In the meantime, trade statistics published on Wednesday appear to back Frost’s argument that the protocol has boosted trade on the island of Ireland but damaged trade between Britain and Northern Ireland.
The value of imports from Northern Ireland surged by 60% in the first nine months of 2021 to €2.8bn (£2.37bn), according to figures released on Wednesday by the Central Statistics Office (CSO) in Dublin.
Trade in the other direction has also increased with a 48% rise in exports to Northern Ireland from the republic, bringing the total value of trade to €2.57bn for January to September 2021
Business groups in Northern Ireland have been urging Frost not to suspend the protocol which, despite the bureaucratic problems that have been created by customs checks, gives them a competitive advantage by offering frictionless trade with the EU.
“Most Northern Irish exporters are pretty happy because they have dual market access (to the EU and GB) but importers are facing the pain from customs checks on both sides,” one local business leader told EURACTIV.
After meeting with politicians and business leaders, the Brexit minister told BBC Radio Ulster on Wednesday that trade links between Britain and Northern Ireland were being “worn away”.
“I think in aggregate, the trade links with Great Britain and Northern Ireland are about three times as big as those with Ireland and the single market. So in aggregate, those links in Great Britain are incredibly important. So it’s those [links] that are being sort of worn away by the way the protocol is working, and that’s why it’s so important to deal with them,” said Frost.
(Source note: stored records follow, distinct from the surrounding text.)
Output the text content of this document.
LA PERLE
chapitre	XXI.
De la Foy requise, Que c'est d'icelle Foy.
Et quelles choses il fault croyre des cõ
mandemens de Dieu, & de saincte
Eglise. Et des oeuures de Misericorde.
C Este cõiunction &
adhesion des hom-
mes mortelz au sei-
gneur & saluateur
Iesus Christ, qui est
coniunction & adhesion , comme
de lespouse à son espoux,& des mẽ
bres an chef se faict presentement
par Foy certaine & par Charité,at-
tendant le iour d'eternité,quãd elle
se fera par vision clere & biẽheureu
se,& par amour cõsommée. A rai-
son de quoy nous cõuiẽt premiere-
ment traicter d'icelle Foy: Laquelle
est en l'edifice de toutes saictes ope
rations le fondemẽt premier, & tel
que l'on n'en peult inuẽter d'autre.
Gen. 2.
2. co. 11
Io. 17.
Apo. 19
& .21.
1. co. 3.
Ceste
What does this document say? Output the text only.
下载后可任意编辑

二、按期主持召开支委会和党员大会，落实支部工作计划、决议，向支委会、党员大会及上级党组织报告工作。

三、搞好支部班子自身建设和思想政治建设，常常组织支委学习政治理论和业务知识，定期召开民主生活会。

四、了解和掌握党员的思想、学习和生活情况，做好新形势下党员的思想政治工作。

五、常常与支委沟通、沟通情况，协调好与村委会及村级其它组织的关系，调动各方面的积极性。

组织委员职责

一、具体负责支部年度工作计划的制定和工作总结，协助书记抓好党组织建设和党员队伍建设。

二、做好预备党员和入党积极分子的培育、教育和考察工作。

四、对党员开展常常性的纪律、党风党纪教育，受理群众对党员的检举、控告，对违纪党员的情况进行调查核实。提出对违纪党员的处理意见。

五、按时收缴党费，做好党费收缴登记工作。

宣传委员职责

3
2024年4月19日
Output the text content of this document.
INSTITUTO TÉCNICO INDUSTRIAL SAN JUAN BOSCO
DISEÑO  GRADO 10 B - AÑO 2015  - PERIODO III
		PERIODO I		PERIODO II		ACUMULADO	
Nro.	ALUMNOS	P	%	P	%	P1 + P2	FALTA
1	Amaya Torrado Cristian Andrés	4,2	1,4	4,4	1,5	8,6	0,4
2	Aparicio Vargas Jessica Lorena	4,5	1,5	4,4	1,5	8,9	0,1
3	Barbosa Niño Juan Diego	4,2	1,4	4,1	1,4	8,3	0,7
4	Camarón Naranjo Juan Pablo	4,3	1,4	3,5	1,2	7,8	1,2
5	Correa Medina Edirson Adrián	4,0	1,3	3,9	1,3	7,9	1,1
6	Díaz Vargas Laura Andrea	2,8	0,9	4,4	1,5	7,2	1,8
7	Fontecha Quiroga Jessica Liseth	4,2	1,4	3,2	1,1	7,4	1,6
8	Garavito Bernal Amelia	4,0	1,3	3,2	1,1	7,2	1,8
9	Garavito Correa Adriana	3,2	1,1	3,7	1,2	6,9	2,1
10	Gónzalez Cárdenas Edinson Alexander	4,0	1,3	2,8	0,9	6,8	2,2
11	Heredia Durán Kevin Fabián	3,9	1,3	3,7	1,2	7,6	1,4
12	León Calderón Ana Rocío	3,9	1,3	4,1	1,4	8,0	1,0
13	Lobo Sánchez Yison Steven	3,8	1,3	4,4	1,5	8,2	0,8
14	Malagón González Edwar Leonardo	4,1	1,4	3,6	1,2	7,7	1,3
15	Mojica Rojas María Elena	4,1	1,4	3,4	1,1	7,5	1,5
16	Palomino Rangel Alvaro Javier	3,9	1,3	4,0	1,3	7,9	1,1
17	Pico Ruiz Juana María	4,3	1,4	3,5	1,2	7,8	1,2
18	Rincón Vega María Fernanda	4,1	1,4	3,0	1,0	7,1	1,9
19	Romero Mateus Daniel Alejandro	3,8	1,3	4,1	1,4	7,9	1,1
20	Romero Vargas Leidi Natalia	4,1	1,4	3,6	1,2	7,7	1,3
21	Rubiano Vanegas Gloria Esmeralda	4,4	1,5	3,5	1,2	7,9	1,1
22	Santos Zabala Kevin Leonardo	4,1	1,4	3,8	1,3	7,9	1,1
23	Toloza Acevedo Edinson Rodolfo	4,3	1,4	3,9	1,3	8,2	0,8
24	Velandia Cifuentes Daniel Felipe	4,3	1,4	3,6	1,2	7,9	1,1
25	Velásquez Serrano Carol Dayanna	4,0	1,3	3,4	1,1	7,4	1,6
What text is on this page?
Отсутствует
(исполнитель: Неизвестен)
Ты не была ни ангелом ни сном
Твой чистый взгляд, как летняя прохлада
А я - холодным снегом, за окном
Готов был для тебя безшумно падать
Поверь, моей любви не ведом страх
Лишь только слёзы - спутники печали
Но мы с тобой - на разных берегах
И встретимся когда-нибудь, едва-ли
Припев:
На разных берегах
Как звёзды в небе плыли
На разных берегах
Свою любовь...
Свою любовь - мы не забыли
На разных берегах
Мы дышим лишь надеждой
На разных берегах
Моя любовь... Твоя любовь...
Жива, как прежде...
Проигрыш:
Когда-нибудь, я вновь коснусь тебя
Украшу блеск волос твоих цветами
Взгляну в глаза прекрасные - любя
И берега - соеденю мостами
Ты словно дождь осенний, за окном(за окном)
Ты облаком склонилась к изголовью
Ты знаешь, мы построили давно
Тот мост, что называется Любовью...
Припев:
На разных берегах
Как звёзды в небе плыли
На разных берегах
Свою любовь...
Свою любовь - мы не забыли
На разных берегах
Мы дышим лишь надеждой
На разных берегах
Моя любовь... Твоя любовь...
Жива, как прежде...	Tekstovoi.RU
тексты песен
The UK has indicated that it is happy to police any goods from Britain that are destined for the Republic of Ireland but believes that goods staying in Northern Ireland should not be subject to customs checks.
However, Frost denied media reports that the UK government has now ruled out suspending the protocol, describing that option as safeguards that “remain very much on the table”.
“I would not recommend any outcome from these negotiations that I did not believe safeguarded the political, economic and social stability in Northern Ireland,” he added.